Scientists seeking a cure for AIDS say they have been inspired, not crushed, by a major setback in which two HIV positive patients believed to have been cured found the virus re-invading their bodies once more.
True, the news hit hard last month that the so-called "Boston patients" - two men who received bone marrow transplants that appeared to rid them completely of the AIDS-causing virus - had relapsed and gone back onto antiretroviral treatment.
But experts say the disappointment could lay the basis for important leaps forward in the search for a cure.
"It's a setback for the patients, of course, but an advance for the field because the field has now gained a lot more knowledge," said Steven Deeks, a professor and HIV expert at the University of California, San Francisco.
He and other experts say the primary practical message is that current tests designed to detect even very low levels of HIV present in the body are simply not sensitive enough.
As well as having the human immunodeficiency virus (HIV), the Boston patients both also had a type of blood cancer called lymphoma, for which they were treated using bone marrow transplants - one man in 2008 and the other in 2010.
They continued taking the antiretroviral AIDS drugs, but eight months after each patient's transplant, doctors found they could not detect any sign of HIV in their blood.
In the early part of 2013, both patients decided to stop taking their AIDS drugs and both appeared to remain HIV-free - prompting their doctors, Timothy Henrich and Daniel Kuritzkes from Boston's Brigham and Women's Hospital, to announce at a conference in July that they may have been cured.
Yet in December came news that one of the men had begun to show signs of an HIV rebound by August, while the second patient had a relapse in November.
Henrich said the virus' comeback underlined how ingenious HIV can be in finding hiding places in the body to evade attack efforts by the immune system and by drug treatment.
"Through this research we have discovered the HIV reservoir is deeper and more persistent than previously known and that our current standards of probing for HIV may not be sufficient," he said, adding that both patients were "currently in good health" and back on antiretroviral therapy.
Barely a decade ago, few HIV scientists would have dared put the words HIV and cure in the same sentence. Yet some intriguing and inspiring cases in recent years mean many now believe it is just a question of time before a cure is found.
First was the now famous case of Timothy Ray Brown, the so-called "Berlin patient," whose HIV was eradicated by a complex treatment for leukemia in 2007 involving the destruction of his immune system and a stem cell transplant from a donor with a rare genetic mutation that resists HIV infection.
Such an elaborate, expensive and life-threatening procedure could never be used as a broad-spectrum approach for the world's 34 million HIV patients. But the results in Brown focused scientific attention on a genetic mutation known as 'CCR5 delta 32' as a target for possible gene therapy treatment.
Then last March, French scientists who followed 14 HIV-positive people known as the "Visconti patients", who were treated very swiftly with HIV drugs but then stopped treatment, said that even after seven years off therapy, they were still showing no signs of the virus rebounding.
That announcement came only weeks after news of the "functional cure" of an HIV-positive baby in Mississippi who received antiretroviral treatment for 18 months from the day she was born. By the time she was two this appeared to have stopped the virus replicating and spreading.
A "functional cure" is when HIV is reduced to such low levels that it is kept at bay even without treatment, though the virus can still be detected in the body.
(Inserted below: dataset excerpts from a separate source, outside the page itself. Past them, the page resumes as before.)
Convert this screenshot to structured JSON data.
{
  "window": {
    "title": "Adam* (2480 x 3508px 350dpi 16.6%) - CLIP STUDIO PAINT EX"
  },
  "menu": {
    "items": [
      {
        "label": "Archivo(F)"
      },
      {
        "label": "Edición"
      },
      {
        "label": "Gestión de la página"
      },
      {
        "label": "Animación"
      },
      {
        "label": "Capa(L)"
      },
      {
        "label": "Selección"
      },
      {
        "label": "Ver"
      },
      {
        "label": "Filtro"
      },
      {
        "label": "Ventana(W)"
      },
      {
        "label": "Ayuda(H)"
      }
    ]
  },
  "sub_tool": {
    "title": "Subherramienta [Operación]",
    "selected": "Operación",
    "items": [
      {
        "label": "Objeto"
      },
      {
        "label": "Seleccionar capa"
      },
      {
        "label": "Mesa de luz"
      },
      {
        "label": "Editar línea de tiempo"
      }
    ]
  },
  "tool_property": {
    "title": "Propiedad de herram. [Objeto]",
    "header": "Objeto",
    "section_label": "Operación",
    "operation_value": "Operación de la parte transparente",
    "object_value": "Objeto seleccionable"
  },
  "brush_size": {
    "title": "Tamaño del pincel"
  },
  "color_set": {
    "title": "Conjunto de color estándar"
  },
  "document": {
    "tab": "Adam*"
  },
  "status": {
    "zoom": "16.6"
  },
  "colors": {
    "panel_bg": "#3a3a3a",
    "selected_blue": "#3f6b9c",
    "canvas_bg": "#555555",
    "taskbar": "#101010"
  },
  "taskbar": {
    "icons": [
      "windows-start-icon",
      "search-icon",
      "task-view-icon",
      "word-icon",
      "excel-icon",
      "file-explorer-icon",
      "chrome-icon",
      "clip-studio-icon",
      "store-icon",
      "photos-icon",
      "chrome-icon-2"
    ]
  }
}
Sharon Lewin, an HIV expert at Monash University in Australia, said all these developments, as well as the setback suffered by the Boston patients, inspired scientists to investigate many different approaches in the search for a cure.
"We've learnt many things here - and one of the most important is that a tiny, tiny amount of virus can get the whole thing going again," she told Reuters. "It's a clear message that we need better ways to pick up the virus."
Scientists are now more convinced than ever that a two-pronged approach which aims to firmly suppress the virus while bolstering the immune system provides the best way forward.
"We need to attack in two ways - reduce the virus to very low levels and also to boost the immune response. We can't do one without the other," said Lewin.
"So we still have to think of other creative ways to control HIV. And it's still early days... before we can say which approach is likely to be the winner."